Critico il giudizio su questa riforma da parte del consigliere Pd Claudio Sinigaglia, che si chiede innanzitutto il perché di tanta fretta su una misura epocale per la sanità veneta. «Qual è il problema se non si chiude entro il 31 dicembre, la nomina dei direttori generali? Facciamo una proroga e prendiamoci un anno per decidere a ragion veduta». Le modifiche introdotte dal maxiemendamento di maggioranza sono largamente insufficienti per Sinigaglia: «L’area socio sanitaria regionale che viene ripristinata, avrà un suo direttore che entrerà in conflitto con il direttore dell’Azienda zero. Azienda zero che ha alcune modifiche di facciata, ma sostanzialmente governerà le altre Ulss, più che essere al loro servizio. È necessario un accordo quadro tra le Ulss per raggiungere gli stessi obiettivi dell’Azienda zero, senza però creare un altro carrozzone».
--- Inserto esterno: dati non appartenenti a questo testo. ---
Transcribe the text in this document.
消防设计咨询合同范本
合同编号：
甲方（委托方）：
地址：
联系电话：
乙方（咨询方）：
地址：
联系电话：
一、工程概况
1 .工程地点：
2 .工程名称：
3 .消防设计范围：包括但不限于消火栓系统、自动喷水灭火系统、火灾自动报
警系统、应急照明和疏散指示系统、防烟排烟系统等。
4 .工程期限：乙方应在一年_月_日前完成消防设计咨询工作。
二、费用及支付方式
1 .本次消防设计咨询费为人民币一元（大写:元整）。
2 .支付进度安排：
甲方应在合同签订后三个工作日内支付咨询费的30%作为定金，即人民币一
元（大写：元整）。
Uno dei punti centrali del progetto di legge del Partito democratico, (il numero 74, alternativo a quello della maggioranza) è la nascita dell’Agenzia unica veneta sociosanitaria con funzioni tecniche e amministrative in supporto alle Ulss. «Il grande rischio di questa riforma di Zaia è che salti l’integrazione tra sociale e sanità. È evidente che il testo della maggioranza è redatto da chi sa di ospedale e non di territorio». Per questo Sinigaglia è convinto che se anche le Ulss saranno accorpate – ma questo è stato il punto più dibattuto durante le audizioni – i finanziamenti dovranno essere ripartiti tra le ex Ulss, che diventeranno distretti, e non a livello provinciale: «Il rischio altrimenti è che aziende sane finiscano per pagare i debiti di quelle in rosso. Il caso più eclatante è quello della provincia di Padova, dove le aziende sanitare dellAlta e della Bassa sono sostanzialmente in pari, mentre la cittadina Ulss 16 ha debiti consistenti». E sempre sulla base delle ex Ulss devono considerarsi l’atto aziendale e il piano di zona che programma i servizi socio sanitari: «Sarebbe questo anche l’unico modo per continuare a dare alle conferenze dei sindaci un ruolo veramente significativo».